While reading around online about the rhetorical technique of apostrophe, I came across a reference to Stephen Colbert’s 2007 “meta-free-for-all” against Sean Penn, moderated by former poet laureate Robert Pinsky, in which the metaphor of George W. Bush’s “soiled and blood-soaked underwear” makes several distinguished appearances and Mr. Colbert defines love as “a full-length mirror.” In 2009, Colbert explored the difference between metaphors and lies with Elizabeth Alexander, who read her poem Praise Song for the Day at President Obama’s first inauguration. Colbert knows his way around a witty metaphor, as evidenced from this excerpt from his speech at the 2006 White House Correspondents’ Dinner: “Everybody asks for personnel changes. So the White House has personnel changes. Then you write, ‘Oooh, they’re just rearranging the deck chairs on the Titanic.’ First of all, that is a terrible metaphor. This administration is not sinking. This administration is soaring. If anything, they are rearranging the deck chairs on the Hindenburg.” More Colbert-isms can be found on this page at About.com.

Aphorisms by Jean Toomer

Yesterday came across a copy of Essentials, self-published by Jean Toomer (Geary’s Guide, pp. 203-204) in 1931. Toomer was of mixed racial descent and as a child attended both all–white and all–black schools. His most famous book is Cane, a series of poems and stories about African–Americans and the experience of racism in the U.S. Toomer penned one of my all-time favorite aphorisms:

Man is a nerve of the cosmos, dislocated, trying to quiver into place.

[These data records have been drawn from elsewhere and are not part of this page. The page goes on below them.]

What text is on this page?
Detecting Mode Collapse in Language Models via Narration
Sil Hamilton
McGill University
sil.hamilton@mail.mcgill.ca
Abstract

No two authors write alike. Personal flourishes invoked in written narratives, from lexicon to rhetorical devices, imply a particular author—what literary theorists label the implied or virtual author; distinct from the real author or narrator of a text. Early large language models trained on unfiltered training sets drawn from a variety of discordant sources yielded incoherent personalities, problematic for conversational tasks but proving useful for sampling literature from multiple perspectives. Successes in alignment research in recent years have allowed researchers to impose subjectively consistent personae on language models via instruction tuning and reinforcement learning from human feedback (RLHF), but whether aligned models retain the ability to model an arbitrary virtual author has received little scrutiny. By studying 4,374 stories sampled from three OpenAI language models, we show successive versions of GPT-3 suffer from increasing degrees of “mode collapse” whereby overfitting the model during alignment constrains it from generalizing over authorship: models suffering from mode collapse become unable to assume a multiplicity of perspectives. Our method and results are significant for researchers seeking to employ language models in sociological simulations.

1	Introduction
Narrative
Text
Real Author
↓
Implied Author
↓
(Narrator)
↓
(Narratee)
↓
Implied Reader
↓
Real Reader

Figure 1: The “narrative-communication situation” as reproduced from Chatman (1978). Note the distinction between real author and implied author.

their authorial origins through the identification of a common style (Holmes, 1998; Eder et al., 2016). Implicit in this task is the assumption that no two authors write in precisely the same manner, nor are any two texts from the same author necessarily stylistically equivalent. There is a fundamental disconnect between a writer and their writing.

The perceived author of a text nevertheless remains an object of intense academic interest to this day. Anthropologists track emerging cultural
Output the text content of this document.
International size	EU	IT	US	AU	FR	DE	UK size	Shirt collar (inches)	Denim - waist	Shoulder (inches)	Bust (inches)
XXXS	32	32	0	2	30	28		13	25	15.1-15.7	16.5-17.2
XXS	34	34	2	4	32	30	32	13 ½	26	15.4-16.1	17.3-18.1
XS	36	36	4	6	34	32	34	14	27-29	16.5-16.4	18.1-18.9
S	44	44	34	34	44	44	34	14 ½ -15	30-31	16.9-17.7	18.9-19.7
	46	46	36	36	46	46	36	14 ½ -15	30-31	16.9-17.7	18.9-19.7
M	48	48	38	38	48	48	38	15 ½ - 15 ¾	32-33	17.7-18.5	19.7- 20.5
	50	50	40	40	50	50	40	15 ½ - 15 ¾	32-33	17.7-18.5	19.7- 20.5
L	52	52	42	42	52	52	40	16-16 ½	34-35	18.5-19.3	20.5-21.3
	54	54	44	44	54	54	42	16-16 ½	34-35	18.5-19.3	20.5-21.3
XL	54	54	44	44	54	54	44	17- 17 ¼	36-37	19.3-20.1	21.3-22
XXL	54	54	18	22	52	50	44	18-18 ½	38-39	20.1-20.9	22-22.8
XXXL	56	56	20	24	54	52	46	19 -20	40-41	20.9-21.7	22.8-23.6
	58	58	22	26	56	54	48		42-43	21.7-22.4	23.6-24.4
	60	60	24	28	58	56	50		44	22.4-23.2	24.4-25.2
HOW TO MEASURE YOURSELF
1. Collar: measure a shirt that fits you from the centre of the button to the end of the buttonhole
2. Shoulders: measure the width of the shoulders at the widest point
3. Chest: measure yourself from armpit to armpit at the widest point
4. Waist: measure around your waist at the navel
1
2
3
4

In the mid–1920s, Toomer traveled to the Institute for the Harmonious Development of Man in Fountainbleau, France to study with the Greek–Armenian mystic Georges Ivanovich Gurdjieff. Gurdjieff was in the habit of inscribing his aphorisms on the walls of the Institute, and it is there that Toomer came across this saying: “Remember you come here having already understood the necessity of struggling with yourself—only with yourself. Therefore thank everyone who gives you the opportunity.” “The saying took hold of me,” Toomer wrote afterward, “found purchase in my very roots … Thank everyone who calls out your faults, your anger, your impatience, your egotism; do this consciously, voluntarily.”

During his own lectures on Gurdjieff’s teachings, Toomer wrote aphorisms on index cards and passed them through the audience, asking participants to discuss the meaning of the sayings. In the late 1930s, Toomer founded his own alternative community, the Mill House Experiment, modeled on Gurdjieff’s Fountainbleau institute, in Doylestown, Pennsylvania. Here is a selection of aphorisms from Essentials not included in Geary’s Guide

Science is a system of exact mysteries.

Do now what you won’t be doing an hour from now.

Those who seek peace too often find comfort.

Men are inclined either to work without hope, or to hope without work.

All our lives we have been waiting to live.

Tell me the person’s strongest resistance and I will tell you what he most wants.

Two asses do not make an owl.

Whatever stands between you and that person stands between you and yourself.

Each of us has in himself a fool who says I’m wise.

People are stupid not because they do a thing but because they repeat it.